Dix minutes plus tard nous étions embusqués derrière un buisson, aux environs de la trappe la plus proche. Ceintras, qui avait emporté dans sa poche une bouteille de cognac, buvait de temps à autre une gorgée, avec délice… Notre attente ne fut pas de longue durée. Avant même que la lumière violette eût tout à fait disparu, les monstres sortirent en assez grand nombre. Sur le seuil, ils échangèrent des susurrements en se dandinant et en balançant la tête ; puis ils se tournèrent presque tous à la fois vers le ballon et agitèrent avec animation leurs bras trop courts.

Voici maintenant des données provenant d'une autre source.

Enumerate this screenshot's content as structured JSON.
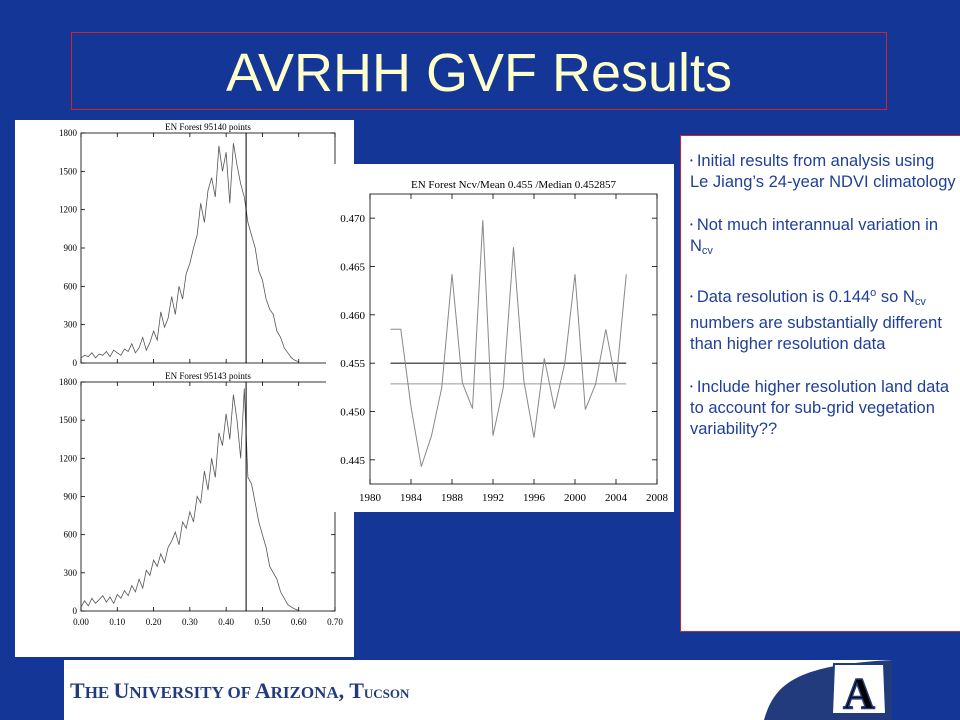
{
  "title": "AVRHH GVF Results",
  "notes": [
    {
      "segments": [
        {
          "t": "Initial results from analysis using Le Jiang’s 24-year NDVI climatology"
        }
      ]
    },
    {
      "segments": [
        {
          "t": "Not much interannual variation in N"
        },
        {
          "t": "cv",
          "sub": true
        }
      ]
    },
    {
      "segments": [
        {
          "t": "Data resolution is 0.144"
        },
        {
          "t": "o",
          "sup": true
        },
        {
          "t": " so N"
        },
        {
          "t": "cv",
          "sub": true
        },
        {
          "t": " numbers are substantially different than higher resolution data"
        }
      ]
    },
    {
      "segments": [
        {
          "t": "Include higher resolution land data to account for sub-grid vegetation variability??"
        }
      ]
    }
  ],
  "footer": {
    "t1": "T",
    "t2": "HE ",
    "u1": "U",
    "u2": "NIVERSITY OF ",
    "a1": "A",
    "a2": "RIZONA",
    "c1": ", T",
    "c2": "UCSON",
    "logo_letter": "A"
  },
  "chart_data": [
    {
      "type": "line",
      "title": "EN Forest 95140 points",
      "x_ticks": [
        "0.00",
        "0.10",
        "0.20",
        "0.30",
        "0.40",
        "0.50",
        "0.60",
        "0.70"
      ],
      "y_ticks": [
        "0",
        "300",
        "600",
        "900",
        "1200",
        "1500",
        "1800"
      ],
      "xlim": [
        0.0,
        0.7
      ],
      "ylim": [
        0,
        1800
      ],
      "vline": 0.455,
      "series": [
        {
          "x": [
            0.0,
            0.01,
            0.02,
            0.03,
            0.04,
            0.05,
            0.06,
            0.07,
            0.08,
            0.09,
            0.1,
            0.11,
            0.12,
            0.13,
            0.14,
            0.15,
            0.16,
            0.17,
            0.18,
            0.19,
            0.2,
            0.21,
            0.22,
            0.23,
            0.24,
            0.25,
            0.26,
            0.27,
            0.28,
            0.29,
            0.3,
            0.31,
            0.32,
            0.33,
            0.34,
            0.35,
            0.36,
            0.37,
            0.38,
            0.39,
            0.4,
            0.41,
            0.42,
            0.43,
            0.44,
            0.45,
            0.46,
            0.47,
            0.48,
            0.49,
            0.5,
            0.51,
            0.52,
            0.53,
            0.54,
            0.55,
            0.56,
            0.57,
            0.58,
            0.59,
            0.6
          ],
          "y": [
            40,
            60,
            50,
            80,
            40,
            70,
            60,
            90,
            50,
            100,
            80,
            60,
            110,
            90,
            150,
            80,
            120,
            200,
            100,
            160,
            250,
            180,
            400,
            280,
            350,
            520,
            380,
            600,
            500,
            700,
            780,
            900,
            1000,
            1250,
            1100,
            1350,
            1450,
            1300,
            1700,
            1500,
            1650,
            1250,
            1720,
            1550,
            1400,
            1300,
            1100,
            1000,
            900,
            720,
            650,
            500,
            420,
            380,
            250,
            200,
            120,
            80,
            40,
            20,
            10
          ]
        }
      ]
    },
    {
      "type": "line",
      "title": "EN Forest 95143 points",
      "x_ticks": [
        "0.00",
        "0.10",
        "0.20",
        "0.30",
        "0.40",
        "0.50",
        "0.60",
        "0.70"
      ],
      "y_ticks": [
        "0",
        "300",
        "600",
        "900",
        "1200",
        "1500",
        "1800"
      ],
      "xlim": [
        0.0,
        0.7
      ],
      "ylim": [
        0,
        1800
      ],
      "vline": 0.455,
      "series": [
        {
          "x": [
            0.0,
            0.01,
            0.02,
            0.03,
            0.04,
            0.05,
            0.06,
            0.07,
            0.08,
            0.09,
            0.1,
            0.11,
            0.12,
            0.13,
            0.14,
            0.15,
            0.16,
            0.17,
            0.18,
            0.19,
            0.2,
            0.21,
            0.22,
            0.23,
            0.24,
            0.25,
            0.26,
            0.27,
            0.28,
            0.29,
            0.3,
            0.31,
            0.32,
            0.33,
            0.34,
            0.35,
            0.36,
            0.37,
            0.38,
            0.39,
            0.4,
            0.41,
            0.42,
            0.43,
            0.44,
            0.45,
            0.46,
            0.47,
            0.48,
            0.49,
            0.5,
            0.51,
            0.52,
            0.53,
            0.54,
            0.55,
            0.56,
            0.57,
            0.58,
            0.59,
            0.6
          ],
          "y": [
            30,
            80,
            40,
            100,
            60,
            90,
            120,
            70,
            110,
            60,
            130,
            100,
            160,
            120,
            200,
            150,
            250,
            180,
            320,
            280,
            400,
            350,
            450,
            380,
            500,
            550,
            620,
            520,
            700,
            650,
            780,
            700,
            900,
            850,
            1100,
            950,
            1200,
            1050,
            1400,
            1300,
            1550,
            1350,
            1700,
            1500,
            1200,
            1750,
            1050,
            1000,
            850,
            700,
            600,
            500,
            350,
            300,
            250,
            150,
            100,
            50,
            30,
            15,
            5
          ]
        }
      ]
    },
    {
      "type": "line",
      "title": "EN Forest Ncv/Mean 0.455 /Median 0.452857",
      "x_ticks": [
        "1980",
        "1984",
        "1988",
        "1992",
        "1996",
        "2000",
        "2004",
        "2008"
      ],
      "y_ticks": [
        "0.445",
        "0.450",
        "0.455",
        "0.460",
        "0.465",
        "0.470"
      ],
      "xlim": [
        1980,
        2008
      ],
      "ylim": [
        0.4425,
        0.4725
      ],
      "mean": 0.455,
      "median": 0.452857,
      "series": [
        {
          "x": [
            1982,
            1983,
            1984,
            1985,
            1986,
            1987,
            1988,
            1989,
            1990,
            1991,
            1992,
            1993,
            1994,
            1995,
            1996,
            1997,
            1998,
            1999,
            2000,
            2001,
            2002,
            2003,
            2004,
            2005
          ],
          "y": [
            0.4585,
            0.4585,
            0.4505,
            0.4443,
            0.4475,
            0.4525,
            0.4642,
            0.453,
            0.4503,
            0.4698,
            0.4475,
            0.4525,
            0.467,
            0.4532,
            0.4473,
            0.4555,
            0.4503,
            0.455,
            0.4642,
            0.4502,
            0.4528,
            0.4585,
            0.453,
            0.4642
          ]
        }
      ]
    }
  ]
}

— Vois-tu, dis-je à Ceintras en abaissant autant que possible le ton de ma voix, je suis persuadé qu’un jour nous pourrons parvenir à nous faire comprendre… Fais abstraction de leur aspect odieux et inouï : est-ce que le sens de ce qu’ils pensent ou disent ne t’apparaît pas clairement ? La traduction se fait tout naturellement en mon esprit : « Que deviennent les êtres qui nous sont arrivés par les chemins du ciel ? Irons-nous voir ce qui se passe ? — Sont-ils dangereux ? — Non ! — Si ! — En tout cas, ils ne sont pas pareils aux poissons du fleuve ou aux oiseaux des bosquets : ils construisent comme nous des machines et leur voix semble exprimer des pensées… »

— C’est entendu, interrompit Ceintras en haussant les épaules, je te confie le rôle d’interprète… Mais pour le moment, essayons de nous approcher d’eux.

Nous sortîmes lentement de notre cachette. Un monstre nous aperçut presque aussitôt et poussa un cri d’alarme. Une vive émotion parut régner au milieu de leur troupe ; Ceintras et moi, décidés à en finir, continuâmes à nous avancer en évitant tout mouvement trop brusque. Nous ressemblions aux enfants qui guettent les papillons et se dirigent vers eux sur la pointe des pieds, en retenant leur souffle. Nous redoutions à chaque instant que l’un des monstres ne donnât le signal d’une débandade éperdue. En vérité, c’eût été pour nous un grand désappointement… Mais, grâce à la prudence avec laquelle nous effectuâmes nos travaux d’approche, tout se passa comme nous le désirions et, un instant plus tard, les habitants du Pôle s’étant contentés de poursuivre leur conversation en nous regardant avec une attention extraordinaire, nous nous trouvâmes au milieu d’eux.

Alors Ceintras, — qui devait avoir préparé de longue date cette plaisanterie d’un goût contestable, — s’inclina de l’air le plus aimable du monde et dit :

— Messieurs nos hôtes, bien que vous soyez absolument répugnants et que nous ne nous plaisions guère en votre compagnie, j’ai bien l’honneur de vous saluer.

Leurs chuchotements redoublèrent. A présent ils ne paraissaient pas autrement effrayés ; seuls, les gestes trop vifs qu’il nous arrivait de faire sans y prendre garde provoquaient de temps à autre un brusque frisson dans la petite troupe à peu près alignée devant nous.

— Par où commencer ? demandai-je à Ceintras en me tournant vers lui.

— Dame ! je crois que le mieux est de s’en remettre au hasard… Tiens ! si nous tentions de nous faire suivre par eux jusqu’à la cabine ?

— Je ne vois pas très bien à quoi cela nous avancera.